D.C. is overrun with wonks and writers and their book parties. But this evening, a book party in West End is no run-of-the-mill affair. The celebration will honor some elementary-school writers and the enlightening new book to which they contributed.
“I Live Real Close To Where You Used To Live: Kid’s Letters to Michelle Obama (and Sasha, Malia & Bo) (McSweeney’s, 2010) is a collection from students across the country.
Some of my favorite excerpts of the letters to the First Lady::
“Please send money. I love princesses.”
“Try to keep drugs off the streets. Robots may be able to help you.”
“My parents are divorced. I am having trouble moving on. Do you have any tips? I am confused and sad.”

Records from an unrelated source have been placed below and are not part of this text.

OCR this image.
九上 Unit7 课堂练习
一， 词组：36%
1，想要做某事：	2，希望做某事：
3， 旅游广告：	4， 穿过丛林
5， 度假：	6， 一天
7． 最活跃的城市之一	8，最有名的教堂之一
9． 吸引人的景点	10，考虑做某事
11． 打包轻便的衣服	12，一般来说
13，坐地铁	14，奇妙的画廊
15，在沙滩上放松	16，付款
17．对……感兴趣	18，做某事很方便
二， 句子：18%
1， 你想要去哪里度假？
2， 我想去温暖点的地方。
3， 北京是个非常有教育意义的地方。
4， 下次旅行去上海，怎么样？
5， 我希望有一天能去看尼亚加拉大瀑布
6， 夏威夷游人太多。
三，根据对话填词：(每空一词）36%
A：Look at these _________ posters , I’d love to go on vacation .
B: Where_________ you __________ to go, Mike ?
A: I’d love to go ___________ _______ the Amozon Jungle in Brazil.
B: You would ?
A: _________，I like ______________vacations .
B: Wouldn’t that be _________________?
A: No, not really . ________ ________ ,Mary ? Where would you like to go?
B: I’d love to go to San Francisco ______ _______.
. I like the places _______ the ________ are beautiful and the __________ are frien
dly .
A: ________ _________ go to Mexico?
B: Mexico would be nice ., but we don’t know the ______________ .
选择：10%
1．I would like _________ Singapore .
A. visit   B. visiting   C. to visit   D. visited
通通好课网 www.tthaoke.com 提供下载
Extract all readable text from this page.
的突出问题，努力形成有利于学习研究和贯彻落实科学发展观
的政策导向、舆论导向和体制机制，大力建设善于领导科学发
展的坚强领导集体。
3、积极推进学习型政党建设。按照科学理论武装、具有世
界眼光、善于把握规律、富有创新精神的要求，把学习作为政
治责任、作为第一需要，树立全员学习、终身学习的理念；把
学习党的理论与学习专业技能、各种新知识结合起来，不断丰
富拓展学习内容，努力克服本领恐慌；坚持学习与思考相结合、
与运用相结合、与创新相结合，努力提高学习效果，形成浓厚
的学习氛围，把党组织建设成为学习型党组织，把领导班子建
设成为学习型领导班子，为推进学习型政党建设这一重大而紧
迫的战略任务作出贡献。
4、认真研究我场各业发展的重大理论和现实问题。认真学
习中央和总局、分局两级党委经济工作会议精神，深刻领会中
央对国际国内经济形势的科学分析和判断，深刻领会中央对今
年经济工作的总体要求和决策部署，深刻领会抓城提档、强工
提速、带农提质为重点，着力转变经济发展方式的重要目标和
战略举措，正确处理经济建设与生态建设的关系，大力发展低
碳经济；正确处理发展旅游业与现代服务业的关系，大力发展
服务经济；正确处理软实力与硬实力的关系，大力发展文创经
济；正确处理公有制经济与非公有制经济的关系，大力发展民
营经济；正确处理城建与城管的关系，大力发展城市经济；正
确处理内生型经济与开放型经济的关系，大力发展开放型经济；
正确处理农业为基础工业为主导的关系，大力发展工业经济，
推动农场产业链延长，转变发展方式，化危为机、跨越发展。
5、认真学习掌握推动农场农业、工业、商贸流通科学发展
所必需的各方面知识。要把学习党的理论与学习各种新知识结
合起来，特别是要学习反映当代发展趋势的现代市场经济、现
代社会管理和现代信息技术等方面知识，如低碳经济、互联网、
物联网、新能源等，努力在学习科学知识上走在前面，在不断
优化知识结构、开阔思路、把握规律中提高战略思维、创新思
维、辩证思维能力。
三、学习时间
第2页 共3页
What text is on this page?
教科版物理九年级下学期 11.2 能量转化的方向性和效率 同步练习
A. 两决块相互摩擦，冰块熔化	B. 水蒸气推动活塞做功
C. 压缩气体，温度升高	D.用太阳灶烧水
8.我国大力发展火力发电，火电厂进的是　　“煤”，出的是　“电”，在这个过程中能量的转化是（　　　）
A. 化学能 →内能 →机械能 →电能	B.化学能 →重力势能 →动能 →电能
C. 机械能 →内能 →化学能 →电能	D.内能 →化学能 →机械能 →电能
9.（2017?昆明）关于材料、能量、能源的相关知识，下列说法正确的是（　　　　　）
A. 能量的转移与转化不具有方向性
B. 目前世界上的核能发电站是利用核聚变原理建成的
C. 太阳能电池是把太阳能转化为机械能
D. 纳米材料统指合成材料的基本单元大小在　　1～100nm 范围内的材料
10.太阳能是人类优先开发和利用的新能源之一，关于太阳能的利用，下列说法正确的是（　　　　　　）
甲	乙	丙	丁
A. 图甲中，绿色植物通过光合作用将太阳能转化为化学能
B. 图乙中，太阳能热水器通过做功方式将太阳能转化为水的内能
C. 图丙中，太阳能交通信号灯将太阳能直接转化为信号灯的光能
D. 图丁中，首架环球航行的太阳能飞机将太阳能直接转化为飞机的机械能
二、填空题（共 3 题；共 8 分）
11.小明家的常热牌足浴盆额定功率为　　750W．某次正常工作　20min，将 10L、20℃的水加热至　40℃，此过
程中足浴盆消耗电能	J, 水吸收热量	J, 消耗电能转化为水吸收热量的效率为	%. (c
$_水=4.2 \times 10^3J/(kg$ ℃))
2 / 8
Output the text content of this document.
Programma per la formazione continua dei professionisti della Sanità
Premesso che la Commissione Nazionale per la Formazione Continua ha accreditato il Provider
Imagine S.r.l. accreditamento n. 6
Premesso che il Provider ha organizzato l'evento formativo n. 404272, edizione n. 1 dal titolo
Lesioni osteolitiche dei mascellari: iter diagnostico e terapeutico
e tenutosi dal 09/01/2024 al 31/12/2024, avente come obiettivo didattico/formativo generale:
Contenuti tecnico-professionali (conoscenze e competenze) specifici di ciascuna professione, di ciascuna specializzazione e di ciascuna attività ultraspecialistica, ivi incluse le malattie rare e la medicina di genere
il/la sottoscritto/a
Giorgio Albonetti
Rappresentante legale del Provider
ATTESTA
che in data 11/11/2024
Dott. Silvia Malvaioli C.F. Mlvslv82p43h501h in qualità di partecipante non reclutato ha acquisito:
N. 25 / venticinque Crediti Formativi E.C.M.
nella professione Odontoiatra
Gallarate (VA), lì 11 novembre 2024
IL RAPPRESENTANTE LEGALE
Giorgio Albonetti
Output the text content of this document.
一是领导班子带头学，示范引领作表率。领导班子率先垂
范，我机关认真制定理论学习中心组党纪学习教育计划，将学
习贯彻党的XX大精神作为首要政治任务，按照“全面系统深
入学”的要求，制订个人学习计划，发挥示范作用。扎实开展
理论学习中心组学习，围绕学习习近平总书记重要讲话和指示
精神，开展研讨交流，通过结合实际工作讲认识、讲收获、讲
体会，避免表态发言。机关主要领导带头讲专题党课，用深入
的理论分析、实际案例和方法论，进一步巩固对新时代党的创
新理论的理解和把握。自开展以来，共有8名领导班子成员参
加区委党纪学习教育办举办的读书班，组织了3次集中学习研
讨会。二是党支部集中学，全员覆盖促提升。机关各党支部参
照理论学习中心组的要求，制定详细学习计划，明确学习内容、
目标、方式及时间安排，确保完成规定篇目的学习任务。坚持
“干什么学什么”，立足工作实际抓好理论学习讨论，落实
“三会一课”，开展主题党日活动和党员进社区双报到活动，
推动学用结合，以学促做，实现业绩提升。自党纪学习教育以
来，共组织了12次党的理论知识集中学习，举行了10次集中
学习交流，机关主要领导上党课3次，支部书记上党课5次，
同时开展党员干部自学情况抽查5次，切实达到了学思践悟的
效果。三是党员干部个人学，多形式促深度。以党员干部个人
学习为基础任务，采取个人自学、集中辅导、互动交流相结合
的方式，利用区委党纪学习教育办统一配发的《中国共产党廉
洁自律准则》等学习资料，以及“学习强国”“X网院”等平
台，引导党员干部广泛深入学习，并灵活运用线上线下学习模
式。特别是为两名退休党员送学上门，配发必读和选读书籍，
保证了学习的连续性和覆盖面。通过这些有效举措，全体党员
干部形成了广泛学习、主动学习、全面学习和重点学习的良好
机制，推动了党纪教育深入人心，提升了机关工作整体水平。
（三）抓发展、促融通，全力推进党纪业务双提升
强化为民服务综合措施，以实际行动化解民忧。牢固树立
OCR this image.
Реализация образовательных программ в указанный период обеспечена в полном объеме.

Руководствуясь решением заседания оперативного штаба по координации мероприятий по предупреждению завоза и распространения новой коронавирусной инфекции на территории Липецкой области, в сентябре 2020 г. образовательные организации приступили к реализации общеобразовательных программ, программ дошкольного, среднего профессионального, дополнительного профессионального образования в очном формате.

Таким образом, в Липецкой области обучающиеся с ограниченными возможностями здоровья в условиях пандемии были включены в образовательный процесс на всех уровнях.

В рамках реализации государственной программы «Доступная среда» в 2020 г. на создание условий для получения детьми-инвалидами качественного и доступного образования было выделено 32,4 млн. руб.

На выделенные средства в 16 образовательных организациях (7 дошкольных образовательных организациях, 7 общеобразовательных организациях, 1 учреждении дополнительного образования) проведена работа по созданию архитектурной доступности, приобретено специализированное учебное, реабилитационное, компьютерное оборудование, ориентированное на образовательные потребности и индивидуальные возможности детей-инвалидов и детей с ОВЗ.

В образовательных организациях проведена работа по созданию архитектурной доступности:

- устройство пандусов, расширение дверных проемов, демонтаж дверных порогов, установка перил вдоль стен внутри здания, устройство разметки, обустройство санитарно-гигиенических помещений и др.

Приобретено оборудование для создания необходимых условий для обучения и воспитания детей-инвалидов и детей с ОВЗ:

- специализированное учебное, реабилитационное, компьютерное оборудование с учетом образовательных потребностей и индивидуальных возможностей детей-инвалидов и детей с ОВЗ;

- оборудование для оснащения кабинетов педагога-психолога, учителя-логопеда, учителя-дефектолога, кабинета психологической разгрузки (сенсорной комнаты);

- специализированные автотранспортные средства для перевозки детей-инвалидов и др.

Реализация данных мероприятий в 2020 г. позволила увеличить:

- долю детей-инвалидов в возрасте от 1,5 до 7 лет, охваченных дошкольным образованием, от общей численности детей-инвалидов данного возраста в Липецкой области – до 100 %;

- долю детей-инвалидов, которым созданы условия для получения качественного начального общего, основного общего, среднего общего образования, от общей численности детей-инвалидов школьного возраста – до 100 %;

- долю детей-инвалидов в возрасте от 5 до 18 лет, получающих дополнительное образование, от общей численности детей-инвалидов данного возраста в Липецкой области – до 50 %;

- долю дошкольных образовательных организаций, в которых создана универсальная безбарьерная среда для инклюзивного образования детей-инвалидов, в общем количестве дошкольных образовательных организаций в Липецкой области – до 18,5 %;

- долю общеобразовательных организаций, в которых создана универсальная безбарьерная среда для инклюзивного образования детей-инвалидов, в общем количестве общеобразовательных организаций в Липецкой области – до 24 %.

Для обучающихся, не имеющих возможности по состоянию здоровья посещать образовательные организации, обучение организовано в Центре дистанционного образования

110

“A smelly foot should be a foot that has a nose on it. Do you have a nose on your foot?”
“You are eating 100 percent healthy. Can you put my dad in a job?”
The book was a joint effort by the students and the volunteers who tutor them through non-profit centers, called 826, which offer disadvantaged kids free tutoring, writing workshops and literary outlets.
826DC is composed of a group of mostly twenty-somethings who work out of a storefront in Columbia Heights.
The center itself is a little hard to find. To get there, you have to walk through “The Museum of Unnatural History,”decorated with dangling dinosaur bones and solar systems.
Its unconventional entrance is thanks to Gen X literary lion Dave Eggers., who co-founded the eight 826 centers.
As the story goes, when Eggers tried to open the first center, located at 826 Valencia Street in San Francisco, he was told the building was zoned for retail andmust have some kind of store. Eggers complied by opening a pirate shop. He sells peg legs and eye patches.
Every center thereafter came with a mandate to be named 826 and be fronted by quirky retail.
Joe Callahan, the 826DC director and a longtime acquaintance of mine, said his “museum” shop draws curious foot traffic. And the more people who learn about 826, the better.
Callahan oversees a tiny staff that includes a deputy, a handful of unpaid interns and dozens of active volunteers. They teach hundreds of local kids the basics of story, plot and narrative and they are always looking for more help.
Besides nationwide efforts like the “Letters” book, volunteers also help students publish their own smaller books to take home. These are real, bound publications that look and feel as serious as they’re intended to be. Each one deserve its own party.